Perry received the £20,000 cheque from pop artist Sir Peter Blake
In his purple party frock at Sunday's Turner ceremony, Grayson Perry seemed to revel in the fact that he was not the stereotypical cool, fashion-conscious modern artist.
Normally, critics of the prize argue that their young children could have taken the winner's place and made an award-winning artwork.
On Sunday, Perry looked willing to take them up on the offer, as long as he could swap places with the children too.
In much of Perry's work, there is a sense of a childhood that he lost and has forever struggled to regain.
They feature photographs of his family, images of masculine stereotypes he never lived up to and memories of rural decay.
Perry pokes fun at fashion in Boring Cool People
Born in Chelmsford, Essex, in 1960, his parents split up when he was five and his stepfather, the milkman, was a bully.
So Perry's teddy, Alan Measles, became "my surrogate father".
Meanwhile, the seeds of his transvestitism were sown when he was six or seven, he has said, and his interest in pottery was aroused shortly after.
He was made to wear a tight rubber smock during his first pottery lesson - making an ashtray for his mother - and "became very excited at the feeling".
He studied art in Braintree and Portsmouth and moved to London in the early 1980s, falling in with a group called the Neo-Naturists.
They took part in performance and film works, but decided to go on an evening course to rekindle his interest in ceramics.

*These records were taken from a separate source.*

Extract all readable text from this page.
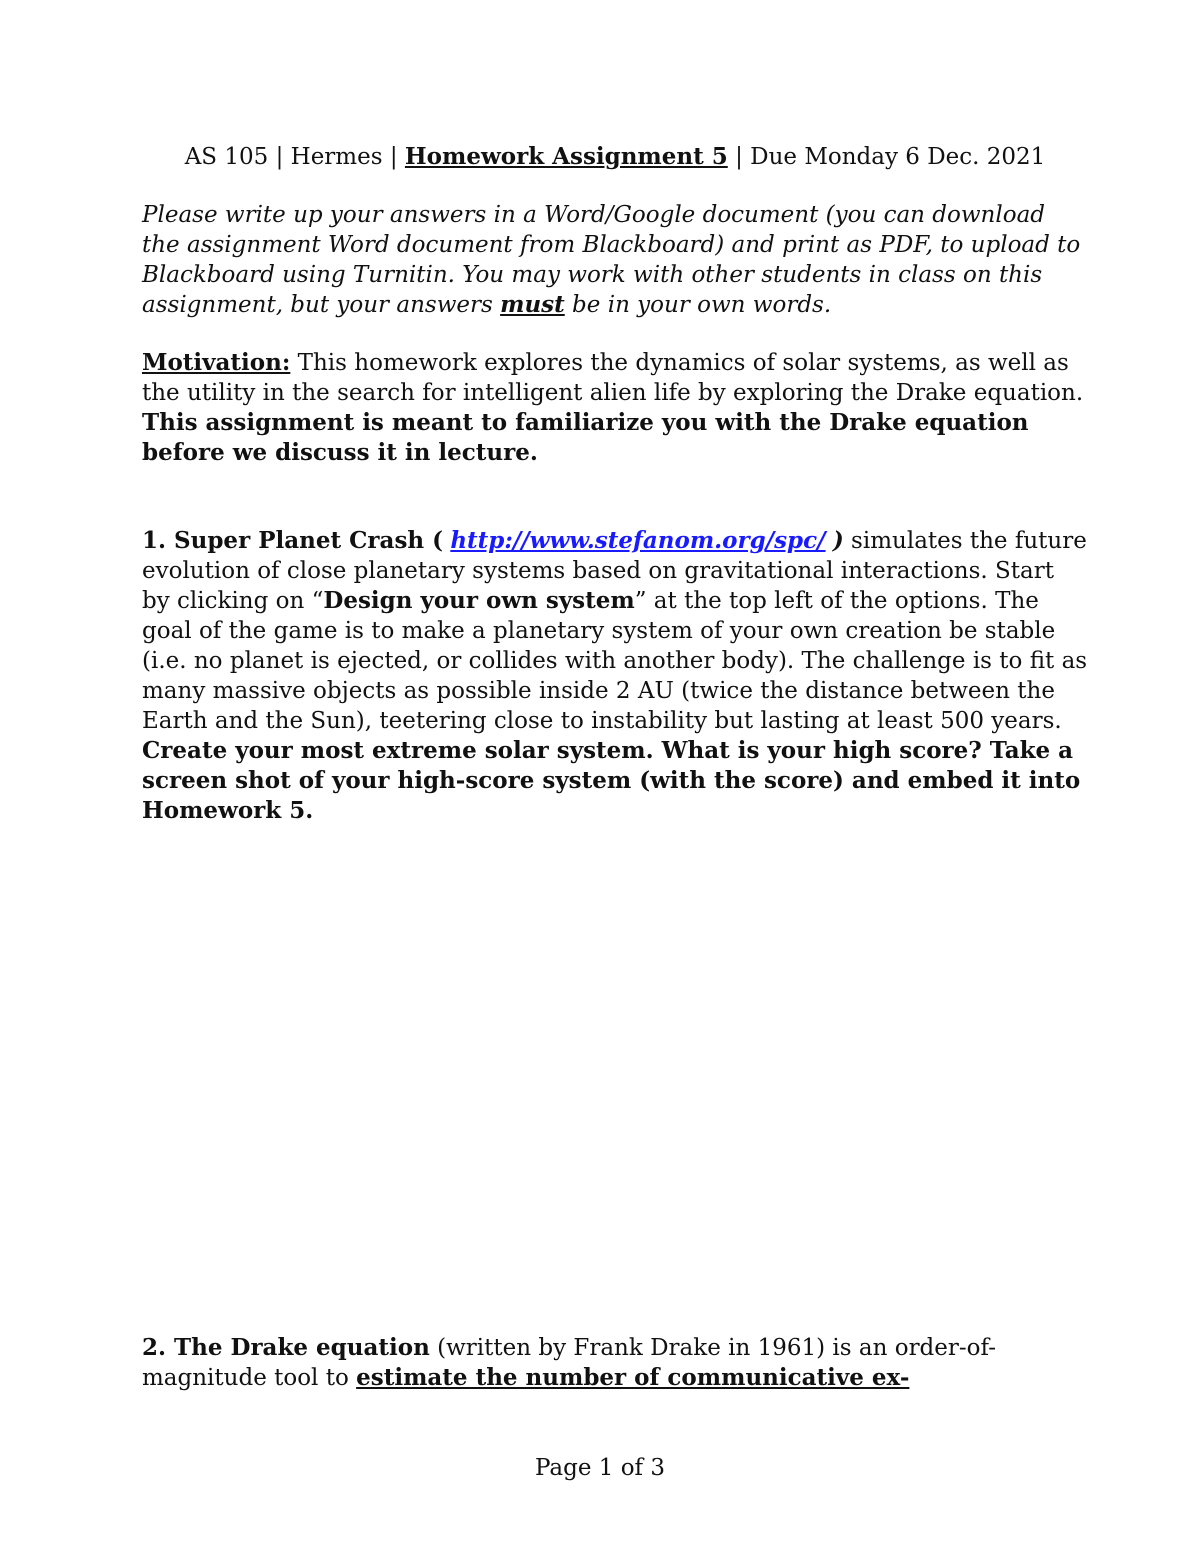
AS 105 | Hermes | Homework Assignment 5 | Due Monday 6 Dec. 2021

Please write up your answers in a Word/Google document (you can download the assignment Word document from Blackboard) and print as PDF, to upload to Blackboard using Turnitin. You may work with other students in class on this assignment, but your answers must be in your own words.

Motivation: This homework explores the dynamics of solar systems, as well as the utility in the search for intelligent alien life by exploring the Drake equation. This assignment is meant to familiarize you with the Drake equation before we discuss it in lecture.

1. Super Planet Crash ( http://www.stefanom.org/spc/ ) simulates the future evolution of close planetary systems based on gravitational interactions. Start by clicking on “Design your own system” at the top left of the options. The goal of the game is to make a planetary system of your own creation be stable (i.e. no planet is ejected, or collides with another body). The challenge is to fit as many massive objects as possible inside 2 AU (twice the distance between the Earth and the Sun), teetering close to instability but lasting at least 500 years. Create your most extreme solar system. What is your high score? Take a screen shot of your high-score system (with the score) and embed it into Homework 5.

2. The Drake equation (written by Frank Drake in 1961) is an order-of-magnitude tool to estimate the number of communicative ex-

Page 1 of 3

The first plate he made there was called Kinky Sex and depicted a crude crucifixion. The course of his career had been set.
He slowly began to make a name for himself and, by 1994, had become notorious enough that the pottery establishment was "baying for his blood", according to one report at the time.
Perry also displays some of his dresses
Another theme of his work has been poking fun at "boring cool people" in the art world and the banality of society as a whole.
A vase called Posh Bastard's House ridiculed the concept of cool, while Poor In Spirit depicted people who had become rich but miserable.
He has said his work has always used a "guerrilla tactic" to marry a biting message with a normally sedate craft.
"I want to make something that lives with the eye as a beautiful piece of art, but on closer inspection, a polemic or an ideology will come out of it," he has said.
Since his nomination in May, he has become known outside art circles and the public have taken to him and his work.
He is a skilled craftsman - so many people admire him because he makes something that they could not.
But his messages also touch them with their satire, sadness, anger, humour and hurt.